L’accord prévoit le retrait des troupes rwandaises stationnées dans l’est de la RDC, la désarmement et l’intégration conditionnelle des milices, ainsi qu’un mécanisme de sécurité conjoint . Il inclurait aussi le retour des réfugiés et déplacés, la libéralisation de l’accès humanitaire et une coopération économique régionale.
Cependant, plusieurs observateurs avertissent que ce rapprochement pose un dilemme : substituer la guerre par une forme de « paix minière ». En effet, la RDC détient environ 70 % des réserves mondiales de cobalt, ainsi que des gisements de lithium, cuivre, or ou coltan, essentiels aux industries des technologies vertes.
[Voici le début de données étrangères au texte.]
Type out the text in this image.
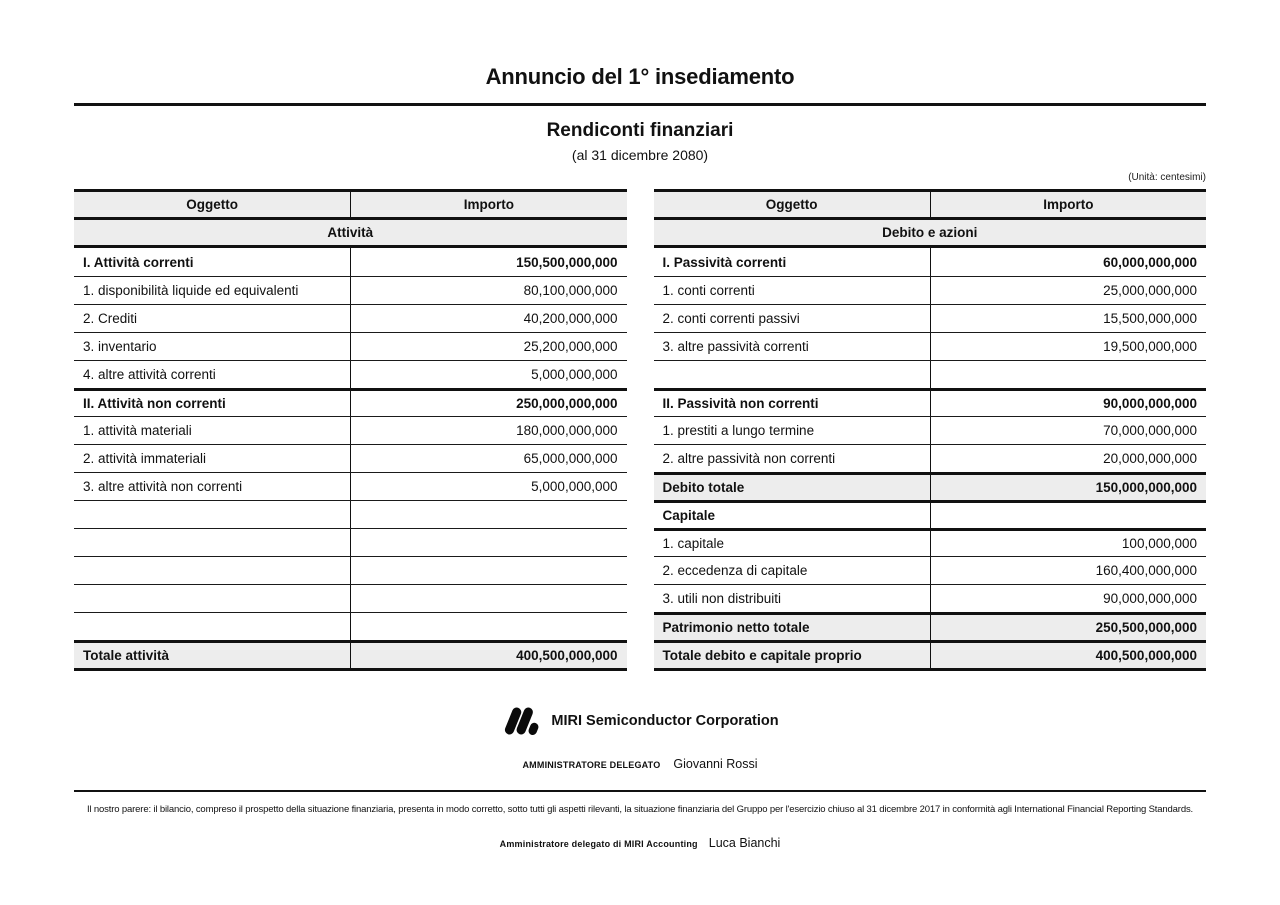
Annuncio del 1° insediamento
Rendiconti finanziari
(al 31 dicembre 2080)
(Unità: centesimi)
Oggetto	Importo
Attività
I. Attività correnti	150,500,000,000
1. disponibilità liquide ed equivalenti	80,100,000,000
2. Crediti	40,200,000,000
3. inventario	25,200,000,000
4. altre attività correnti	5,000,000,000
II. Attività non correnti	250,000,000,000
1. attività materiali	180,000,000,000
2. attività immateriali	65,000,000,000
3. altre attività non correnti	5,000,000,000
Totale attività	400,500,000,000
Oggetto	Importo
Debito e azioni
I. Passività correnti	60,000,000,000
1. conti correnti	25,000,000,000
2. conti correnti passivi	15,500,000,000
3. altre passività correnti	19,500,000,000
II. Passività non correnti	90,000,000,000
1. prestiti a lungo termine	70,000,000,000
2. altre passività non correnti	20,000,000,000
Debito totale	150,000,000,000
Capitale
1. capitale	100,000,000
2. eccedenza di capitale	160,400,000,000
3. utili non distribuiti	90,000,000,000
Patrimonio netto totale	250,500,000,000
Totale debito e capitale proprio	400,500,000,000
MIRI Semiconductor Corporation
AMMINISTRATORE DELEGATO Giovanni Rossi
Il nostro parere: il bilancio, compreso il prospetto della situazione finanziaria, presenta in modo corretto, sotto tutti gli aspetti rilevanti, la situazione finanziaria del Gruppo per l'esercizio chiuso al 31 dicembre 2017 in conformità agli International Financial Reporting Standards.
Amministratore delegato di MIRI Accounting Luca Bianchi
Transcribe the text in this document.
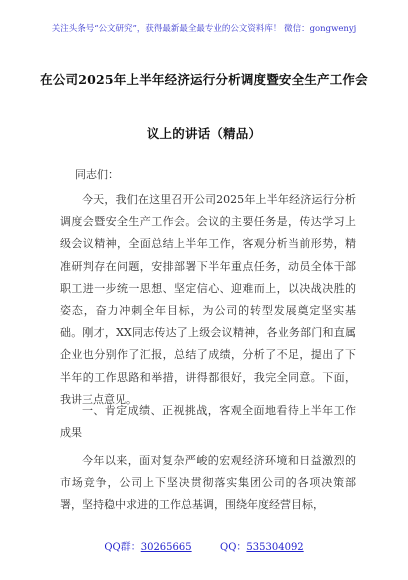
关注头条号“公文研究”，获得最新最全最专业的公文资料库！ 微信：gongwenyj
在公司2025年上半年经济运行分析调度暨安全生产工作会
议上的讲话（精品）
同志们：

今天，我们在这里召开公司2025年上半年经济运行分析调度会暨安全生产工作会。会议的主要任务是，传达学习上级会议精神，全面总结上半年工作，客观分析当前形势，精准研判存在问题，安排部署下半年重点任务，动员全体干部职工进一步统一思想、坚定信心、迎难而上，以决战决胜的姿态，奋力冲刺全年目标，为公司的转型发展奠定坚实基础。刚才，XX同志传达了上级会议精神，各业务部门和直属企业也分别作了汇报，总结了成绩，分析了不足，提出了下半年的工作思路和举措，讲得都很好，我完全同意。下面，我讲三点意见。

一、肯定成绩、正视挑战，客观全面地看待上半年工作成果

今年以来，面对复杂严峻的宏观经济环境和日益激烈的市场竞争，公司上下坚决贯彻落实集团公司的各项决策部署，坚持稳中求进的工作总基调，围绕年度经营目标，

QQ群：30265665	QQ：535304092
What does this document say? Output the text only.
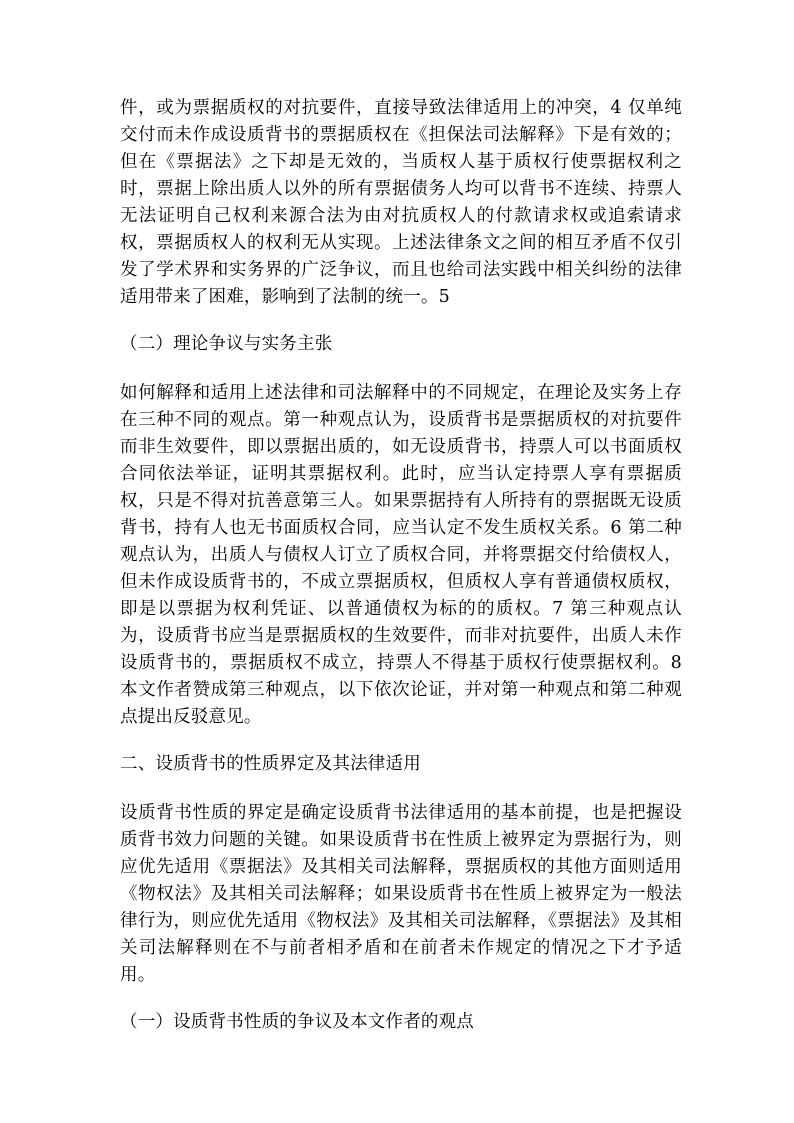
件，或为票据质权的对抗要件，直接导致法律适用上的冲突，4 仅单纯交付而未作成设质背书的票据质权在《担保法司法解释》下是有效的；但在《票据法》之下却是无效的，当质权人基于质权行使票据权利之时，票据上除出质人以外的所有票据债务人均可以背书不连续、持票人无法证明自己权利来源合法为由对抗质权人的付款请求权或追索请求权，票据质权人的权利无从实现。上述法律条文之间的相互矛盾不仅引发了学术界和实务界的广泛争议，而且也给司法实践中相关纠纷的法律适用带来了困难，影响到了法制的统一。5

（二）理论争议与实务主张

如何解释和适用上述法律和司法解释中的不同规定，在理论及实务上存在三种不同的观点。第一种观点认为，设质背书是票据质权的对抗要件而非生效要件，即以票据出质的，如无设质背书，持票人可以书面质权合同依法举证，证明其票据权利。此时，应当认定持票人享有票据质权，只是不得对抗善意第三人。如果票据持有人所持有的票据既无设质背书，持有人也无书面质权合同，应当认定不发生质权关系。6 第二种观点认为，出质人与债权人订立了质权合同，并将票据交付给债权人，但未作成设质背书的，不成立票据质权，但质权人享有普通债权质权，即是以票据为权利凭证、以普通债权为标的的质权。7 第三种观点认为，设质背书应当是票据质权的生效要件，而非对抗要件，出质人未作设质背书的，票据质权不成立，持票人不得基于质权行使票据权利。8 本文作者赞成第三种观点，以下依次论证，并对第一种观点和第二种观点提出反驳意见。

二、设质背书的性质界定及其法律适用

设质背书性质的界定是确定设质背书法律适用的基本前提，也是把握设质背书效力问题的关键。如果设质背书在性质上被界定为票据行为，则应优先适用《票据法》及其相关司法解释，票据质权的其他方面则适用《物权法》及其相关司法解释；如果设质背书在性质上被界定为一般法律行为，则应优先适用《物权法》及其相关司法解释，《票据法》及其相关司法解释则在不与前者相矛盾和在前者未作规定的情况之下才予适用。

（一）设质背书性质的争议及本文作者的观点
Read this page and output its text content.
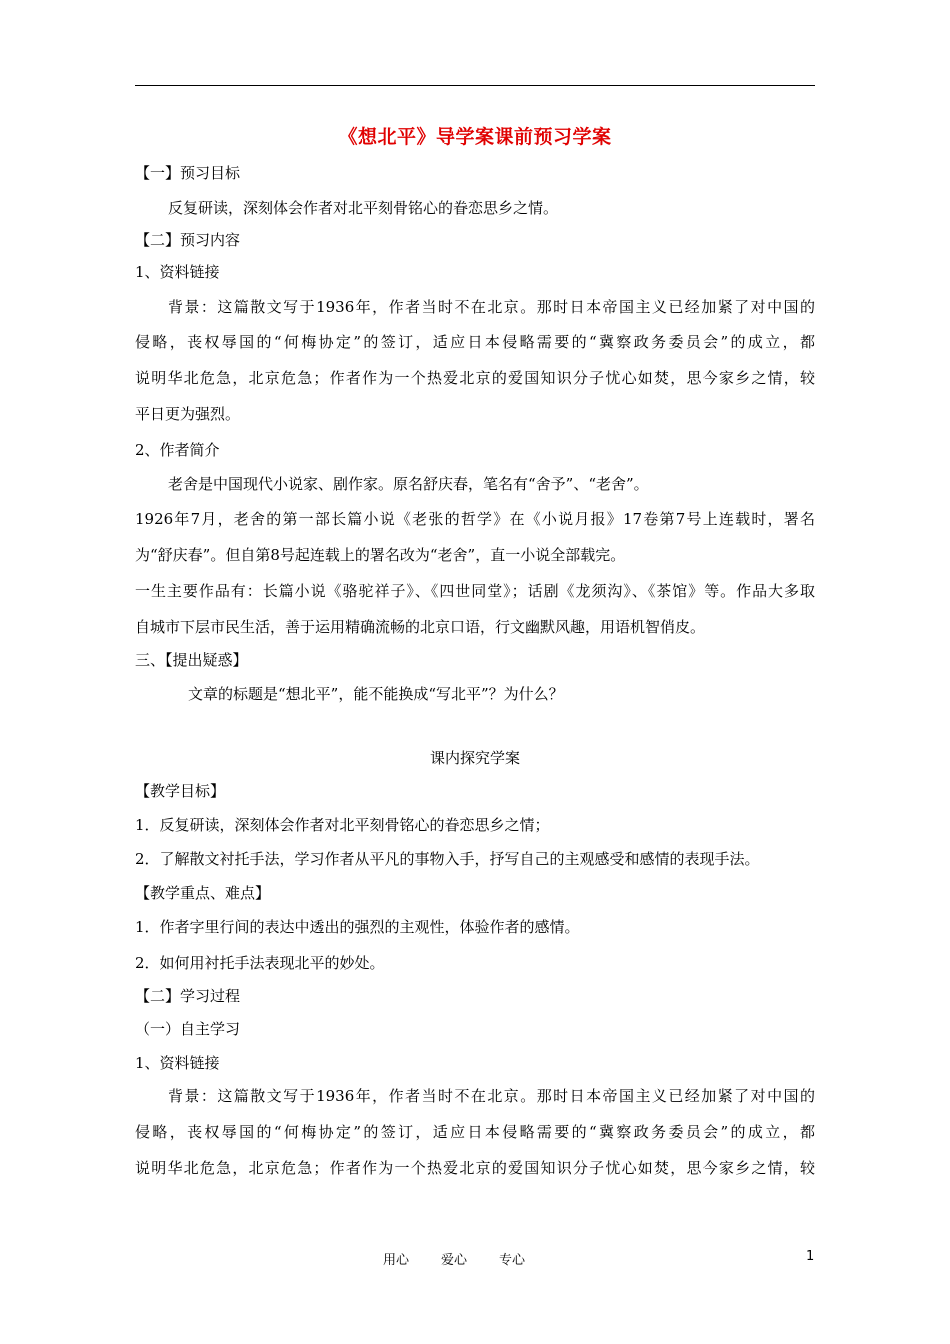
《想北平》导学案课前预习学案
【一】预习目标
反复研读，深刻体会作者对北平刻骨铭心的眷恋思乡之情。
【二】预习内容
1、资料链接
背景：这篇散文写于1936年，作者当时不在北京。那时日本帝国主义已经加紧了对中国的
侵略，丧权辱国的“何梅协定”的签订，适应日本侵略需要的“冀察政务委员会”的成立，都
说明华北危急，北京危急；作者作为一个热爱北京的爱国知识分子忧心如焚，思今家乡之情，较
平日更为强烈。
2、作者简介
老舍是中国现代小说家、剧作家。原名舒庆春，笔名有“舍予”、“老舍”。
1926年7月，老舍的第一部长篇小说《老张的哲学》在《小说月报》17卷第7号上连载时，署名
为“舒庆春”。但自第8号起连载上的署名改为“老舍”，直一小说全部载完。
一生主要作品有：长篇小说《骆驼祥子》、《四世同堂》；话剧《龙须沟》、《茶馆》等。作品大多取
自城市下层市民生活，善于运用精确流畅的北京口语，行文幽默风趣，用语机智俏皮。
三、【提出疑惑】
文章的标题是“想北平”，能不能换成“写北平”？为什么？
课内探究学案
【教学目标】
1．反复研读，深刻体会作者对北平刻骨铭心的眷恋思乡之情；
2．了解散文衬托手法，学习作者从平凡的事物入手，抒写自己的主观感受和感情的表现手法。
【教学重点、难点】
1．作者字里行间的表达中透出的强烈的主观性，体验作者的感情。
2．如何用衬托手法表现北平的妙处。
【二】学习过程
（一）自主学习
1、资料链接
背景：这篇散文写于1936年，作者当时不在北京。那时日本帝国主义已经加紧了对中国的
侵略，丧权辱国的“何梅协定”的签订，适应日本侵略需要的“冀察政务委员会”的成立，都
说明华北危急，北京危急；作者作为一个热爱北京的爱国知识分子忧心如焚，思今家乡之情，较
用心 爱心 专心	1
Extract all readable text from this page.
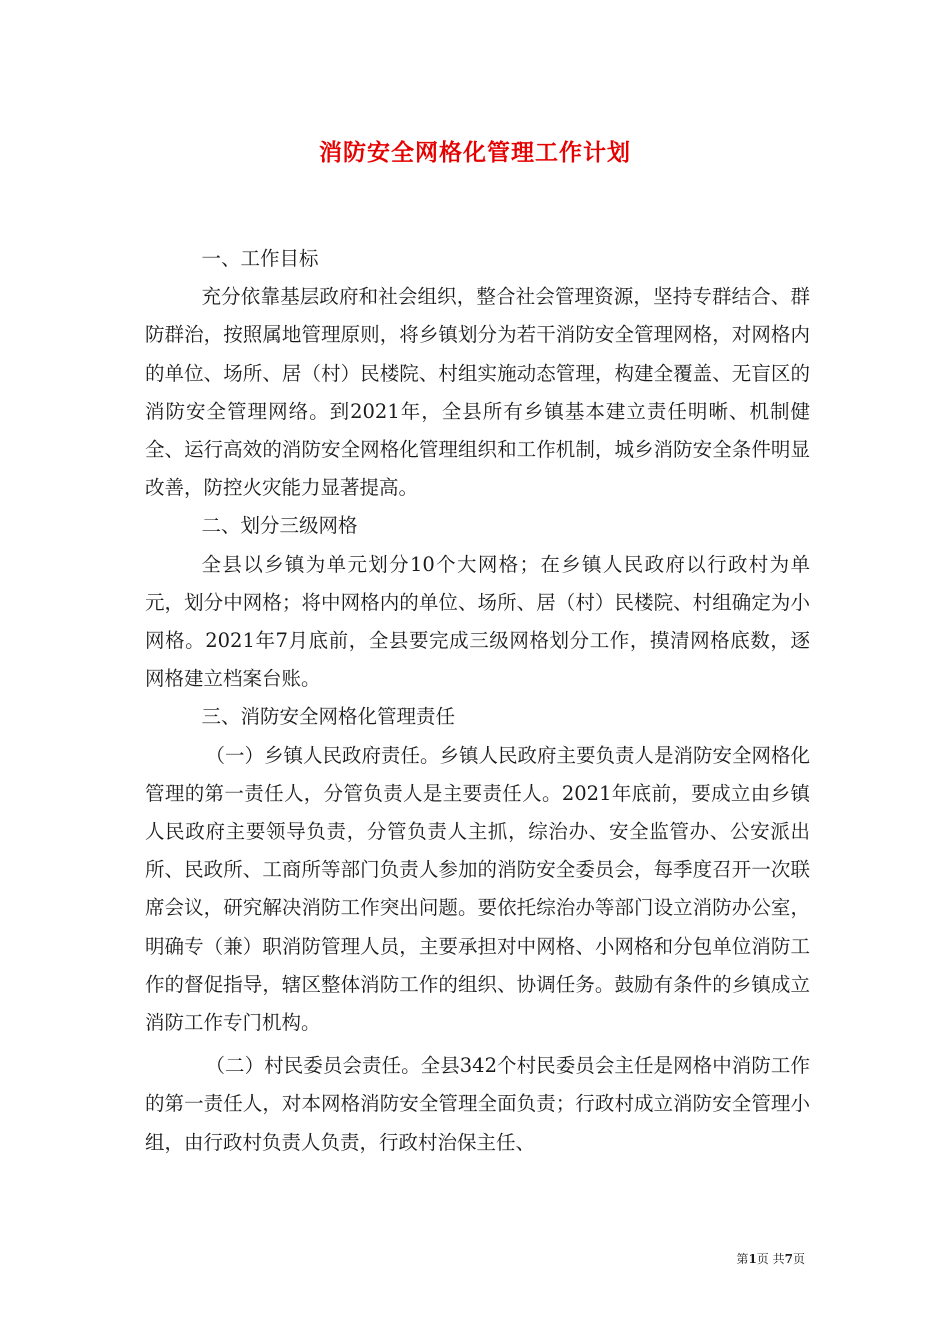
消防安全网格化管理工作计划

一、工作目标

充分依靠基层政府和社会组织，整合社会管理资源，坚持专群结合、群防群治，按照属地管理原则，将乡镇划分为若干消防安全管理网格，对网格内的单位、场所、居（村）民楼院、村组实施动态管理，构建全覆盖、无盲区的消防安全管理网络。到2021年，全县所有乡镇基本建立责任明晰、机制健全、运行高效的消防安全网格化管理组织和工作机制，城乡消防安全条件明显改善，防控火灾能力显著提高。

二、划分三级网格

全县以乡镇为单元划分10个大网格；在乡镇人民政府以行政村为单元，划分中网格；将中网格内的单位、场所、居（村）民楼院、村组确定为小网格。2021年7月底前，全县要完成三级网格划分工作，摸清网格底数，逐网格建立档案台账。

三、消防安全网格化管理责任

（一）乡镇人民政府责任。乡镇人民政府主要负责人是消防安全网格化管理的第一责任人，分管负责人是主要责任人。2021年底前，要成立由乡镇人民政府主要领导负责，分管负责人主抓，综治办、安全监管办、公安派出所、民政所、工商所等部门负责人参加的消防安全委员会，每季度召开一次联席会议，研究解决消防工作突出问题。要依托综治办等部门设立消防办公室，明确专（兼）职消防管理人员，主要承担对中网格、小网格和分包单位消防工作的督促指导，辖区整体消防工作的组织、协调任务。鼓励有条件的乡镇成立消防工作专门机构。

（二）村民委员会责任。全县342个村民委员会主任是网格中消防工作的第一责任人，对本网格消防安全管理全面负责；行政村成立消防安全管理小组，由行政村负责人负责，行政村治保主任、

第1页 共7页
Washington souhaite en profiter pour limiter l’influence chinoise et favoriser les entreprises américaines en échange d’un appui sécuritaire .
Pour beaucoup, cette stratégie véhicule un risque majeur : l’exploitation des ressources naturelles remplacera-t-elle les combats ? Des voix dénoncent déjà la mise en péril de la souveraineté congolaise, la corruption chronique et le manque de mécanismes contraignants pour garantir la transparence des contrats miniers . Sans un contrôle indépendant, les richesses risquent de continuer à profiter aux élites, aux multinationales, voire aux groupes armés déguisés en acteurs économiques.
Les populations locales, quant à elles, restent sceptiques. Les violences ethniques, les disputes foncières non résolues et l’absence d’un véritable projet d’inclusion politique et sociale pourraient miner toute avancée. La réintégration des combattants (DDR) exige un cadre clair et des opportunités économiques durables : autrement, les retours en armes pourraient reprendre très vite.